彼女には「絶対勝つ」強い思いがあったし、女が男に負けるというあたまがなかった。その後闘い続けて、まだ今78歳だ。この試合を知らなかった私には十分面白かったけど、アメリカなら、家族のうち、じいちゃんばあちゃんだけでなく、とうちゃんかあちゃんも当時テレビを見たかもしれない。アメリカの一般大衆にショックはなかったから、興行収益が伸びなかったのかもなー、なんて思ってしまいました。

 

ハル・アシュビー監督「ザ・ローリングストーンズ レッツ・スペンド・ザ・ナイト・トゥゲザー」3392本目

NHKBSでやってたのを見た。1981年の作品ってことは、撮影したのは前年くらいか。映像を見た記憶はないけど、これと同じ構成のライブを録音したカセットテープをよく聴いてたので、細かいところまでよーく記憶してる。

この間見たRCサクセションの1983年のライブも、感傷にひたるどころか、あまりに元気で前向きで、自分の屈託のなかった子ども時代を明るく思い出してしまったんだけど、これも同様。1980年代(初頭)って明るかったんですよ、私の目には。だんだん豊かになっていく、だんだん明るくなっていく、だんだん大人になっていく。(自分がね)

今の自分とまるで違うな、そんなに苦労ばっかりしたっけ?と苦笑してしまう。

不滅のように思えたチャーリー・ワッツもとうとう鬼籍に入り、現役メンバーも80歳前後だ。でもバンドってやっぱり、一番元気で明るくて、不穏の影なんて何もない全盛期を見たいし、覚えていたいもんですね。これも円熟のバンドの全盛期の一つとして、久しぶりに見てみてなんかホッとしました。

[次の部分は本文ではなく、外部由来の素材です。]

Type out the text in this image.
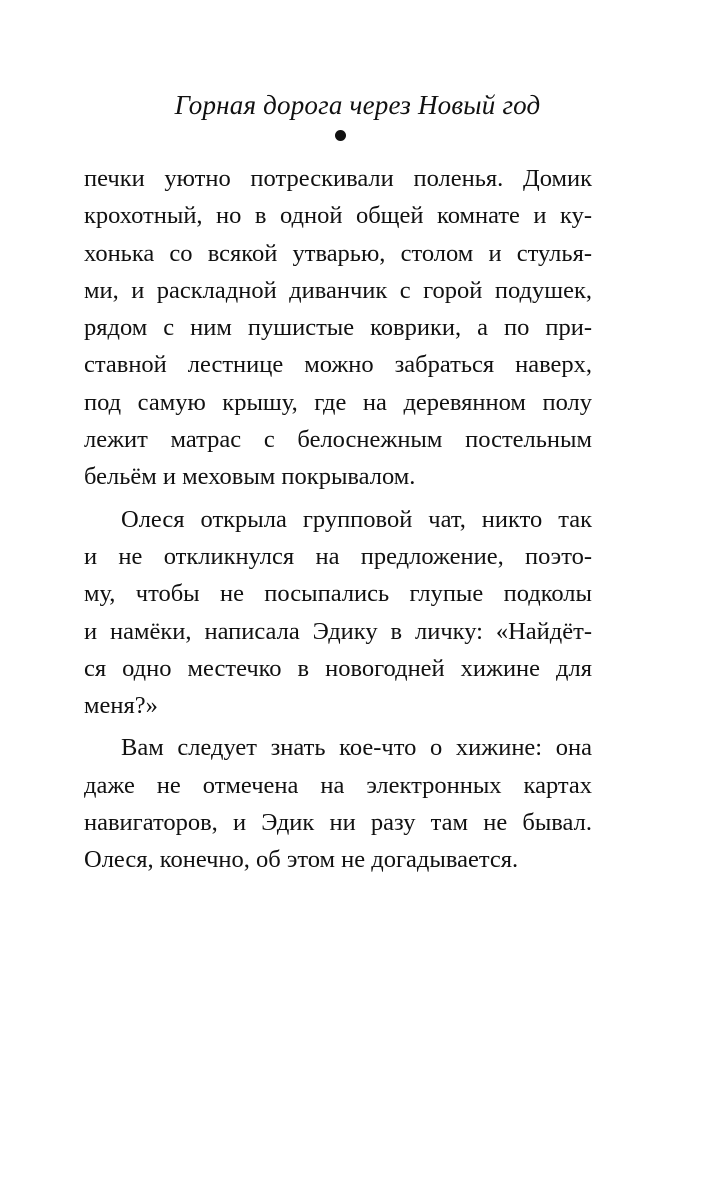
Горная дорога через Новый год
печки уютно потрескивали поленья. Домик
крохотный, но в одной общей комнате и ку-
хонька со всякой утварью, столом и стулья-
ми, и раскладной диванчик с горой подушек,
рядом с ним пушистые коврики, а по при-
ставной лестнице можно забраться наверх,
под самую крышу, где на деревянном полу
лежит матрас с белоснежным постельным
бельём и меховым покрывалом.
Олеся открыла групповой чат, никто так
и не откликнулся на предложение, поэто-
му, чтобы не посыпались глупые подколы
и намёки, написала Эдику в личку: «Найдёт-
ся одно местечко в новогодней хижине для
меня?»
Вам следует знать кое-что о хижине: она
даже не отмечена на электронных картах
навигаторов, и Эдик ни разу там не бывал.
Олеся, конечно, об этом не догадывается.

大森一樹 監督「ベトナムの風に吹かれて」3391本目

早期退職~貧しいけど楽しい隠居生活…のつもりが、暇すぎて日本語教師の勉強を始めてしまって、今ちょうど教育実習中。お金を取る自信はないので、まずボランティアで教え始めることになったのが、ベトナムから来ている技能実習生の男性。この映画をたまたま見つけて、ベトナムの日本語教師が主役の映画だというので、飛びついて見てみました。

体力も認知能力もカンペキではない高齢の母をいきなり連れてハノイ…かなり無謀だし危なっかしくてハラハラ。でも、囲い込んでまゆの中で大事に守ることだけが愛ではないのかも。若いころから自由気ままなところがあるお母さんだから、連れていけたのかもしれません。松坂慶子のおっとりしたマイペースな感じもぴったりです。

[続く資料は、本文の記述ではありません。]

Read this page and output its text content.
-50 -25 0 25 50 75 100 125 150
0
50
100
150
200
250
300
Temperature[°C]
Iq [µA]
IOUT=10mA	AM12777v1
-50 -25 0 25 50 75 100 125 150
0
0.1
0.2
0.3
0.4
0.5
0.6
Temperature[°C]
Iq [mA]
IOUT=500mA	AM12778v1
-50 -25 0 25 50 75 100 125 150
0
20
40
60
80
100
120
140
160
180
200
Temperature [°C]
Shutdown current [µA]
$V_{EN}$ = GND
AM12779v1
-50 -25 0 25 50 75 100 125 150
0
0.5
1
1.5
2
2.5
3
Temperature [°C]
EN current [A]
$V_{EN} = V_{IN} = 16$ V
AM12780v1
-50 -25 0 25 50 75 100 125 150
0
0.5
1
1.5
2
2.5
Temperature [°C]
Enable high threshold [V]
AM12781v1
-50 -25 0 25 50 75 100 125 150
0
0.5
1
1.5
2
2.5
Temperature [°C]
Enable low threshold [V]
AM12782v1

戦争にも日本人父たちにも、日本の技能実習生を受け入れている人たちにも、「どーなのよ?」って言いたくなる場面があるけど、義憤みたいな気持ちでボランティアをするのも、おこがましい。自分だって日本人だし日々お世話になってる。日本に来てくれていることに感謝して、仲良くなりたいっていうワクワク感を持ち続けたい。楽しいと思えなくなったらやめる。

彼らのことや日本語教師のことを知りたくて見たけど、身が引き締まるというか、がんばらなきゃ!という気持ちになりますね…。